Akademik

Sternheim
Stẹrnheim,
 
Carl, Schriftsteller, * Leipzig 1. 4. 1878, ✝ Brüssel 3. 11. 1942; frühe Bekanntschaft mit dem Theater; studierte Philosophie, Psychologie, Jura und Literatur u. a. in München, Leipzig und Göttingen (ohne Abschluss); ließ sich nach Reisen in München nieder, wo er 1908 mit F. Blei die Zeitschrift »Hyperion« gründete; ab 1912 in der Schweiz, in Belgien, den Niederlanden, in Dresden, am Bodensee, in Berlin, seit 1930 als Emigrant in Brüssel; bis 1918 waren einige seiner Stücke wegen »Gefährdung der öffentlichen Sittlichkeit« verboten, 1933 wurde sein Gesamtwerk verboten. Sternheim karikiert in seinen grotesk-expressionistischen, satirischen Werken die philisterhafte bürgerliche Gesellschaft der Wilhelminischen Ära. Großen Erfolg hatte er mit der Komödienreihe »Aus dem bürgerlichen Heldenleben« (»Die Hose«, 1911; »Die Kassette«, 1912; »Bürger Schippel«, 1913; »Der Snob«, 1914), in der er die nur nach außen wohlanständige Bürgerlichkeit als eine in Wirklichkeit das Streben nach Macht kaschierende Hülle zeigt, kunstvoll verdeutlicht auch mit sprachlichen Mitteln.
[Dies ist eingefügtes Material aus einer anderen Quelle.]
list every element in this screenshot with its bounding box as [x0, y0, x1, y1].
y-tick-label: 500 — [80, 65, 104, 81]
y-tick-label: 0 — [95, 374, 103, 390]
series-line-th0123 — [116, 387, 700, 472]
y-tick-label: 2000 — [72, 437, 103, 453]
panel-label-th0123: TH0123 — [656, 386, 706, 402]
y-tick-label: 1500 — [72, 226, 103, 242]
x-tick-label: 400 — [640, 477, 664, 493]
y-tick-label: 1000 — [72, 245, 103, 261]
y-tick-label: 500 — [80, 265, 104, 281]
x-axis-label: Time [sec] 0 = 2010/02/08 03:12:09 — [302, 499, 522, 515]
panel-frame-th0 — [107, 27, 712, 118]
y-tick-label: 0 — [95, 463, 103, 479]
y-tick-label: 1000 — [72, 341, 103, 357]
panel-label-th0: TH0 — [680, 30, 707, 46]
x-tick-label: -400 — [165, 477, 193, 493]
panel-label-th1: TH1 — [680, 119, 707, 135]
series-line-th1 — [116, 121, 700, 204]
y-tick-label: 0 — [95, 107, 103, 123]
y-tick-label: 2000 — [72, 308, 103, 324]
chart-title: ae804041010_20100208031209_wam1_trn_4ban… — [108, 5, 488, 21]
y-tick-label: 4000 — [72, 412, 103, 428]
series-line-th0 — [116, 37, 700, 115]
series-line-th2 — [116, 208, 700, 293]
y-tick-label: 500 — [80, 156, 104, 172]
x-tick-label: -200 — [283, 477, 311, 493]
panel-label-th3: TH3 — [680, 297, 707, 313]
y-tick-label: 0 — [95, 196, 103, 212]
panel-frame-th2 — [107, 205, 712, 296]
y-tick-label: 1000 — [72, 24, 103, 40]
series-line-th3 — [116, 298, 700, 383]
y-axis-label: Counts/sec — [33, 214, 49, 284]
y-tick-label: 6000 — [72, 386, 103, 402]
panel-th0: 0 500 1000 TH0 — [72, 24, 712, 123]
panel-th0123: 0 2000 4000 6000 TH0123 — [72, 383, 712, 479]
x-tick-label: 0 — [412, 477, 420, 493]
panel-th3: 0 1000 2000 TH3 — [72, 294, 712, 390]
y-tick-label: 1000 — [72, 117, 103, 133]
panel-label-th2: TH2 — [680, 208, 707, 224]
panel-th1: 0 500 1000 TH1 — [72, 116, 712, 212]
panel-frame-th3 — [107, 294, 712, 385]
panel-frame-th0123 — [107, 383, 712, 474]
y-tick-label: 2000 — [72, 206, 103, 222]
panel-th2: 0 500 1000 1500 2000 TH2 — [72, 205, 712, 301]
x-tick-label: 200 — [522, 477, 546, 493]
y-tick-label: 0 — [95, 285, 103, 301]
Die Rezeption der Stücke Sternheims war häufig mit Kontroversen und Schwierigkeiten verbunden: Bis 1930 viel gespielt, dann vergessen, standen sie bis in die 60er-Jahre im Schatten B. Brechts. Erst in neuerer Zeit wurde ihre Bedeutung für die moderne Komödie erkannt.
 
Weitere Werke: Komödien: Der Heiland (1898); Der Kandidat (1914); Perleberg (1917, später unter dem Titel Der Stänker); Der entfesselte Zeitgenosse (1920); Der Nebbich (1922); Die Schule von Uznach oder Neue Sachlichkeit (1926).
 
Tragödie: Judas Ischarioth (1901).
 
Schauspiele: Tabula rasa (1916); Die Marquise von Arcis (1919); Manon Lescaut (1921); Das Fossil (1925); Oskar Wilde. Sein Drama (1925).
 
Lyrik: Fanale! (1901).
 
Novellen: Busekow (1914); Napoleon (1915); Libussa, des Kaisers Leibroß (1922).
 
Roman: Europa, 2 Bände (1919-20).
 
Essays: Die deutsche Revolution (1919); Tasso oder Kunst des Juste Milieu (1921).
 
Autobiographie: Vorkriegseuropa im Gleichnis meines Lebens (1936).
 
Ausgaben: Gesammelte Werke, herausgegeben von F. Hofmann, 6 Bände, (1963-68); Gesamtwerk, herausgegeben von W. Emrich u. a., 11 Teile (1963-76); Briefe, herausgegeben von W. Wendler, 2 Bände (1988).
 
Literatur:
 
R. Billetta: S.-Kompendium (1975);
 
C. S., Materialienb., hg. v. W. Wendler (1980);
 
C. S., hg. v. H. L. Arnold (1985);
 
C. S. Londoner Symposium, hg. v. A. Rogal u. D. Sturges (1995).

Universal-Lexikon. 2012.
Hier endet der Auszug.